Jessica Silbering-Meyer  

· 5 minute read

Jessica Silbering-Meyer  

· 5 minute read

On April 3, 2019, New Zealand’s Inland Revenue published an Information Release that includes internal discussion papers, dated December 13, 2018, on options for taxing the digital economy.

New Zealand considers that changing the international tax framework is the best option for taxing the digital economy in the long term. It noted the three most recent proposals by the OECD to taxing the digital economy:

  • User participation – This proposal focuses on the value created by certain highly digitalized businesses through developing an active and engaged user base, and soliciting data and content contributions from them. The user participation proposal contemplates that this source of value is most significant for social media platforms, search engines, and online marketplaces.
  • Marketing intangibles – This proposal addresses a situation where an MNE group enters a jurisdiction, either remotely or through a limited local presence, to develop a user/customer base and other marketing intangibles.
  • Significant economic presence – The BEPS Inclusive Framework will also explore a proposal based on the concept of “significant economic presence” described in the BEPS Action 1 final report. According to the OECD, digitalization of the economy and other technological advances have enabled business enterprises to be heavily involved in the economic life of a jurisdiction without a significant physical presence. As a result, existing nexus and profit allocation rules are ineffective.

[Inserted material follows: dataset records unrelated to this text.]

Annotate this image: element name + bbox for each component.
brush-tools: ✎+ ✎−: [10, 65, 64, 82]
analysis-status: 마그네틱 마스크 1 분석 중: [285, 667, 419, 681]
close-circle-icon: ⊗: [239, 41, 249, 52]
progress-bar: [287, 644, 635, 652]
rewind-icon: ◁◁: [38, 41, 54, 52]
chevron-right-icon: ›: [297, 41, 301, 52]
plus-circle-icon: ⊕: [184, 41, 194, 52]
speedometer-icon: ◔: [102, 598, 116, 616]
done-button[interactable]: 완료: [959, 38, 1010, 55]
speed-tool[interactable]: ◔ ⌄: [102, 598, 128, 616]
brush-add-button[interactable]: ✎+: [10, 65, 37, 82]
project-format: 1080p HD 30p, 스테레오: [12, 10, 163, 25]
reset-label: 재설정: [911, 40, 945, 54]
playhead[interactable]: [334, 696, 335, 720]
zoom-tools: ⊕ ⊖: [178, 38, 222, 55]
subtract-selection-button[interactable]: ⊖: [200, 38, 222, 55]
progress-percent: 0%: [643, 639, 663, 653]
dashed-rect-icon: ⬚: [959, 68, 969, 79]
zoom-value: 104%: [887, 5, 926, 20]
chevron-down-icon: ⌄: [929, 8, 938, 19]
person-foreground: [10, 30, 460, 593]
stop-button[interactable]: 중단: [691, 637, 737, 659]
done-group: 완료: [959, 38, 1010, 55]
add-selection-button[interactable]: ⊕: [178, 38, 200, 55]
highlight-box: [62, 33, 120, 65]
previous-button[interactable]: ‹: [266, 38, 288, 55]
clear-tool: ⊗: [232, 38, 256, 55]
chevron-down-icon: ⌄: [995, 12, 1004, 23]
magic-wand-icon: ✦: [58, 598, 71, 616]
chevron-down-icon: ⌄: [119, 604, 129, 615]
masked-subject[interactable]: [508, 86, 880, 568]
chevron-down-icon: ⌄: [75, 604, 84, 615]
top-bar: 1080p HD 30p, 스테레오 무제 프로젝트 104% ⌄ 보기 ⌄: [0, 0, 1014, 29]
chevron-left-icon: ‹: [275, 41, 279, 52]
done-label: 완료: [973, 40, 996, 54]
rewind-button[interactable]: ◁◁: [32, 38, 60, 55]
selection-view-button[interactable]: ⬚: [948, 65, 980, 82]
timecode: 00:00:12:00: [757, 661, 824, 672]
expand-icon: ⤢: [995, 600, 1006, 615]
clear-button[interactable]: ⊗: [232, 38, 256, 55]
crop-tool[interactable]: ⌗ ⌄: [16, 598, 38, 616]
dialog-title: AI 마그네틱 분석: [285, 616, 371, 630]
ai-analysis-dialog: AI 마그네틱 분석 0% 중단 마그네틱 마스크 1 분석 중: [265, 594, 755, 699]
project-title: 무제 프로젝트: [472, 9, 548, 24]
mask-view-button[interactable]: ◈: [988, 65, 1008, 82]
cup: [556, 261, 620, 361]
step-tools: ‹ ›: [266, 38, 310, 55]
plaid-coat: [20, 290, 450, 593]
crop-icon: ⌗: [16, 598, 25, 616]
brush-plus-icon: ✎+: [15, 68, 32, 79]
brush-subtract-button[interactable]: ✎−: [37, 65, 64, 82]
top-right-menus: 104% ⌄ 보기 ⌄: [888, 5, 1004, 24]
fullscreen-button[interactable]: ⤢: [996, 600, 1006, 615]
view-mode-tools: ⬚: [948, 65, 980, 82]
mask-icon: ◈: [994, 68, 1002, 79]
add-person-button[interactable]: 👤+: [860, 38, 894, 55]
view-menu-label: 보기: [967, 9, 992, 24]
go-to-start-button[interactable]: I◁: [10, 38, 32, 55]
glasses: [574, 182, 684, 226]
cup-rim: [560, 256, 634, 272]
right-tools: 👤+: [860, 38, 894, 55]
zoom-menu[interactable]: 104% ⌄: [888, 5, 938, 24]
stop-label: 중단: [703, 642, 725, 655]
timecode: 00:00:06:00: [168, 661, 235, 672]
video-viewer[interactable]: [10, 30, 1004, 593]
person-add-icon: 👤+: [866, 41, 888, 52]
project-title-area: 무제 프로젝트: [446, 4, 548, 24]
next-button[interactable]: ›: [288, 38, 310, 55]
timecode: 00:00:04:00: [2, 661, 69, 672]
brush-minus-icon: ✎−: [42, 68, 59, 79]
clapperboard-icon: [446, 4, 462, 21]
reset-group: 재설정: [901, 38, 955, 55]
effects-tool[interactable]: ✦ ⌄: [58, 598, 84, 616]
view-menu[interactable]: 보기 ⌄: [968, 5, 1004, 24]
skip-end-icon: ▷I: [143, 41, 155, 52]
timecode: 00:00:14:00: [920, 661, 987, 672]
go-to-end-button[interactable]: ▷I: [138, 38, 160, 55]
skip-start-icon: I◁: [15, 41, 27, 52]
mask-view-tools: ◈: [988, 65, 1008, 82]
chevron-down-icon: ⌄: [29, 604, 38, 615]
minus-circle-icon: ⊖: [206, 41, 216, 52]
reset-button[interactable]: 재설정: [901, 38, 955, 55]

The New Zealand Government may also consider whether a digital services tax (DST) might be appropriate as an interim measure. The Information Release recommends that the Government publish a discussion document in the first half of 2019 to request public feedback on options for taxing the digital economy. The discussion document should emphasize the following:

  • The Government has not yet decided whether it wants to introduce a DST, but is considering this as an option.
  • Any DST would be introduced only if the OECD is unable to arrive at an international solution in 2019, and a “critical mass” of other countries also adopt a DST.
  • The DST would be an interim measure that would cease to apply once an international solution was fully implemented.
  • The Government should align its position with that of Australia.